Editorial

Un ministère de l’Amour

Le Pape est mort. Rainier est mort. Fatna Bent Lhoucine est morte. Voilà, maintenant, chacun peut pleurer et enterrer son mort comme il le conçoit. Pleurer les morts des autres a quelque chose d’inconsistant. Une sorte de compassion à distance qui manque de corps et de substance. Avec Fatna, nous tenons un authentique deuil national. Un vrai, celui qui titille l’identité, qui travaille l’inconscient et qui vous renvoie à votre propre image.
Le pontificat de Fatna a duré 60 ans. Jeune Chikha, elle a parcouru les quatre points cardinaux avant d’être «ordonnée» papesse de la aïta. Une sorte d’appel qui vient de loin, des tréfonds de la terre. Elle a  régné sur un territoire plus grand, des milliers de fois, que le rocher de Monaco. Son Vatican à elle, c’était Sidi Bennour. Ses fidèles se comptaient par millions, leur dévotion était paillarde et leur liturgie un peu avinée. Bois, c’est du rouge. Mange, c’est de l’agneau.  La chair et le sang. Une parabole vécue au quotidien, souvent, très tard le soir, des vêpres iconoclastes.
Fatna ne faisait pas des miracles. Elle-même était une miraculée de la vie. Elle n’était pas une sorcière, sa magie ne trompait personne, la foi était trop exubérante. Non, elle officiait avec amour, constance et labeur. Avec la patience des pasteurs prosélytes. Recommencer, séduire, transporter jusqu’à la conversion finale. Et la lumière fut.

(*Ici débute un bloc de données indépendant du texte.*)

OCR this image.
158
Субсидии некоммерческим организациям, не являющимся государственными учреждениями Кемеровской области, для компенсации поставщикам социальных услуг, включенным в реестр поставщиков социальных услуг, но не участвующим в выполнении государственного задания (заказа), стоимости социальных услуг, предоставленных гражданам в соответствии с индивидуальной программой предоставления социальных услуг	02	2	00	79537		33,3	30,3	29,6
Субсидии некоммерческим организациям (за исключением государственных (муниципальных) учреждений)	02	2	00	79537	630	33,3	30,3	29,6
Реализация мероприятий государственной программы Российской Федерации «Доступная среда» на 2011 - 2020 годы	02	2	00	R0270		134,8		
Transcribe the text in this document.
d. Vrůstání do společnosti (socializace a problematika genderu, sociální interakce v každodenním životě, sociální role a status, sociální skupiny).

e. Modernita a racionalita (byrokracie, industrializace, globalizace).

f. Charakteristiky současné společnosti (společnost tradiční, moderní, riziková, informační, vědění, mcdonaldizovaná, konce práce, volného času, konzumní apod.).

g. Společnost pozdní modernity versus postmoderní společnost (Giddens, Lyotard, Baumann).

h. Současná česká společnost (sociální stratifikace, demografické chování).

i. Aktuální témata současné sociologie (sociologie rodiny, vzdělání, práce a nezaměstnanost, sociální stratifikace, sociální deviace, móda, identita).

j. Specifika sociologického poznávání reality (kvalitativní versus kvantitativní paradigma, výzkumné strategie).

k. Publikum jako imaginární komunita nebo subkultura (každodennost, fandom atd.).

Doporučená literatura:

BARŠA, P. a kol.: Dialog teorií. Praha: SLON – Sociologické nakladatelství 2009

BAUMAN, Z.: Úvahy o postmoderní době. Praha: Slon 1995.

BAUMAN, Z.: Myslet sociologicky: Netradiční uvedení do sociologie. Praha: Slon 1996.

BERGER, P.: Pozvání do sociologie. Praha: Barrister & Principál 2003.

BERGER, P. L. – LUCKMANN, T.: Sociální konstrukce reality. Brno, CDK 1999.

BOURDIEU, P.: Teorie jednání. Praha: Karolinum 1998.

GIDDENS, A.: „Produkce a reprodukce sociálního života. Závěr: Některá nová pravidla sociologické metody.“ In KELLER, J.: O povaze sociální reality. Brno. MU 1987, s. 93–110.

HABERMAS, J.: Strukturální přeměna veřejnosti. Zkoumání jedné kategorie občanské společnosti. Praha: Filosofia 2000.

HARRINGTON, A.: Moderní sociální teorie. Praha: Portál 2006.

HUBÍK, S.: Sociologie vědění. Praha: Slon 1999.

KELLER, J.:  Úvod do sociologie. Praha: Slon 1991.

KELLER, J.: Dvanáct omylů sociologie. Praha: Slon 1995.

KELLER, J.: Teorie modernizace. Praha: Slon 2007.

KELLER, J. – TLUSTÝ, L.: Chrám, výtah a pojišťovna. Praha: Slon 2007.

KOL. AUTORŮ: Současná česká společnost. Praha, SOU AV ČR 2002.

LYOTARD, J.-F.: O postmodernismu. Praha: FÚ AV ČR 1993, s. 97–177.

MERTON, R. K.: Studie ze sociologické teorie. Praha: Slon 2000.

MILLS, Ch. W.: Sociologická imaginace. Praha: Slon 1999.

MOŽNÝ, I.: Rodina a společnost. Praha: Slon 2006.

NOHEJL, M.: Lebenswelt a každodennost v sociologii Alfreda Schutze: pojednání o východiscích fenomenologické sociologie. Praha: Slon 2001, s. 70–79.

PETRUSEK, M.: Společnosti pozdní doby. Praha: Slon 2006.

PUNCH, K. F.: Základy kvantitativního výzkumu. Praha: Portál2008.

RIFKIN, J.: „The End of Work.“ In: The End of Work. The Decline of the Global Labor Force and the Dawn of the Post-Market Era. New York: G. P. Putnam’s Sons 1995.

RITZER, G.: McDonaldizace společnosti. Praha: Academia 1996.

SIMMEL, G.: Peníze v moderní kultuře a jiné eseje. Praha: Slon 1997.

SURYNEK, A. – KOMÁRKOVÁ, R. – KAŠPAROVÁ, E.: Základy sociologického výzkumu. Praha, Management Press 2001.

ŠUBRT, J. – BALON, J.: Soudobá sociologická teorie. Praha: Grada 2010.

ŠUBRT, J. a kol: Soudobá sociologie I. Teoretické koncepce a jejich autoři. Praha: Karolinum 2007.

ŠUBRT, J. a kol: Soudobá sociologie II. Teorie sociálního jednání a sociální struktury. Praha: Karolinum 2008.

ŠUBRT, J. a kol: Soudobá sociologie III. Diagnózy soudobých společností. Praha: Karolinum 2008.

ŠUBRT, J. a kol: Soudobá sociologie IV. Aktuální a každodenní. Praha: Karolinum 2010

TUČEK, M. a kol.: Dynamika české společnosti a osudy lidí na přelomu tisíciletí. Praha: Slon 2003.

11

C’est vrai qu’elle pouvait détourner un croyant de la prière. Un père de famille de ses devoirs. Quelques femmes de leur vertu. Mais l’esprit était le même, seule la communion changeait de nature. Pour le reste, Dieu restait au centre de tous les plaisirs. C’est lui qui a fait Fatna à l’image de nos désirs. Probablement pour mieux nous éprouver. Mais quand l’épreuve est douce, la rencontre avec le divin se fait au son d’un violon râpeux et d’une taârija sourde.
Fatna convoquait les corps. Ceux-ci, se rendaient avec âmes et bagages. Elle demandait la reddition des esprits. Ceux-ci venaient avec leurs peines et leurs morsures. Elle demandait une capitulation totale, et souvent elle l’obtenait. Des riches, des puissants, des démunis ou des nécessiteux. Son ordre était transcendantal. Il se fichait des classements ou des hiérarchies. Tout le monde, avec elle, était inscrit au même registre : celui de la sensualité, de la jouissance et de la délectation.
Le domaine de Dieu est bel et bien le ciel. Celui de Fatna était plus terre-à-terre. Mais, il avait quand même une certaine hauteur. Celle des âmes dévouées au ravissement des autres. Un sacerdoce courageux qu’elle a su faire vivre en creusant des sillons de tendresse et d’amitié. En quelque sorte, un ministère de l’Amour.